A thin uniform wire of mass 'm' and linear density '\(\rho\)' is bent in the form of a circular ring. The moment of inertia of the ring about a tangent parallel to its diameter is

• A. \( \frac{3m^3}{8\pi^2\rho^2} \)
• B. \( \frac{8m^3}{3\pi^2\rho^2} \)
• C. \( \frac{8\pi^2m^3}{3\rho^2} \)
• D. \( \frac{3\pi^2m^3}{8\rho^2} \)

Hint:

The Parallel Axis Theorem is crucial for finding the moment of inertia about any axis, given the moment of inertia about a parallel axis through the center of mass.
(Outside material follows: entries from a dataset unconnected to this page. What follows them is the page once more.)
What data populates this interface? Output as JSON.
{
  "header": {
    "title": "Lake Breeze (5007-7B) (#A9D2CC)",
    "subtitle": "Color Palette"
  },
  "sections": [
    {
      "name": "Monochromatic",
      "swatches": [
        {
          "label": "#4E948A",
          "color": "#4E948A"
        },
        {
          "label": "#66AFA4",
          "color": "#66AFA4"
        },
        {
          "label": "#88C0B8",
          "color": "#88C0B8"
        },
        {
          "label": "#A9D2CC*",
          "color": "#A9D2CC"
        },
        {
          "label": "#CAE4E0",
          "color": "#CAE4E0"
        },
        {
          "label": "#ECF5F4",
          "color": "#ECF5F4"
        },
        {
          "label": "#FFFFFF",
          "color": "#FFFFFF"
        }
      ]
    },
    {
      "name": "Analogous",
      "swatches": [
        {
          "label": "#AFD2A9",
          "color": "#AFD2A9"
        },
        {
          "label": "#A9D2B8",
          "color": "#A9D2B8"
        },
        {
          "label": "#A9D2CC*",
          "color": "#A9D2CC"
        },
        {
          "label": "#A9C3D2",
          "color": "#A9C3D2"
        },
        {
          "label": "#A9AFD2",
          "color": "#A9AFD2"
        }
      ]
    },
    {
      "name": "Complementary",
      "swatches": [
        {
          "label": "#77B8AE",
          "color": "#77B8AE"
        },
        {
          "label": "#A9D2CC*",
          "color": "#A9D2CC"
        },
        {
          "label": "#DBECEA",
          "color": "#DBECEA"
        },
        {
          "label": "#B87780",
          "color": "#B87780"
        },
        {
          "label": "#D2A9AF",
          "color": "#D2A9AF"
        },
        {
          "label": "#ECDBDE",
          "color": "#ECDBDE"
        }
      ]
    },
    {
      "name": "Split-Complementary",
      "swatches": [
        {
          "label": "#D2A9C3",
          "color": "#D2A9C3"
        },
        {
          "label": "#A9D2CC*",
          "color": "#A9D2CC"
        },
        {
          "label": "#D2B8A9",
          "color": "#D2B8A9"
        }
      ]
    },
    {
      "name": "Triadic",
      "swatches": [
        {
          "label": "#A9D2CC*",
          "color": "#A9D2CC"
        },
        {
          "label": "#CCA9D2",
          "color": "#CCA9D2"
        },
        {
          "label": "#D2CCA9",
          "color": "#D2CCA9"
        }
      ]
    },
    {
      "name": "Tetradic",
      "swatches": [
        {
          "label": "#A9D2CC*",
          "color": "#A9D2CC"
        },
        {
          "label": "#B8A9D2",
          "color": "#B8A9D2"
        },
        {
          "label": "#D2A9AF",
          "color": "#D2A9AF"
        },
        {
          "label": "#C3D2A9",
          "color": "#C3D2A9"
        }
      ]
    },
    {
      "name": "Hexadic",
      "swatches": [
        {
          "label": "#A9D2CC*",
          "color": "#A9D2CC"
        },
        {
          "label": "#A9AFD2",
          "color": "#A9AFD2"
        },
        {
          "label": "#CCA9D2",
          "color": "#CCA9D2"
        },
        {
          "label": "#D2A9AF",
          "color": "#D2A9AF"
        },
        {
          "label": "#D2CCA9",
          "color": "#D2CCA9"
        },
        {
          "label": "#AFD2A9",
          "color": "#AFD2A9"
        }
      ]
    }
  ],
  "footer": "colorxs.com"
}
Remember the formula: \(I = I_{cm} + Md^2\).

Answer 1

The Correct Option is A

Let the radius of the circular ring be R.
The total mass m, linear density \(\rho\), and length L (circumference) are related by \( m = \rho L \).
The length of the wire is the circumference of the ring, \( L = 2\pi R \).
So, \( m = \rho (2\pi R) \). We can express the radius R in terms of m and \(\rho\): \( R = \frac{m}{2\pi\rho} \).
The moment of inertia of a ring about its diameter is \( I_{dia} = \frac{1}{2}MR^2 \). In our case, \( I_{dia} = \frac{1}{2}mR^2 \).
We need to find the moment of inertia about a tangent that is parallel to a diameter.
By the Parallel Axis Theorem, the moment of inertia \(I\) about an axis parallel to an axis through the center of mass is \( I = I_{cm} + Md^2 \), where \(I_{cm}\) is the moment of inertia about the center of mass axis and d is the distance between the two axes.
Here, the axis through the center of mass is the diameter. So, \( I_{cm} = I_{dia} = \frac{1}{2}mR^2 \).
The parallel axis is a tangent, so the distance \(d\) between the diameter and the tangent is the radius R.
Therefore, the moment of inertia about the tangent is \( I_{tangent} = I_{dia} + mR^2 = \frac{1}{2}mR^2 + mR^2 = \frac{3}{2}mR^2 \).
Now, we substitute the expression for R in terms of m and \(\rho\).
\( I_{tangent} = \frac{3}{2}m \left( \frac{m}{2\pi\rho} \right)^2 = \frac{3}{2}m \left( \frac{m^2}{4\pi^2\rho^2} \right) \).
\( I_{tangent} = \frac{3m^3}{8\pi^2\rho^2} \).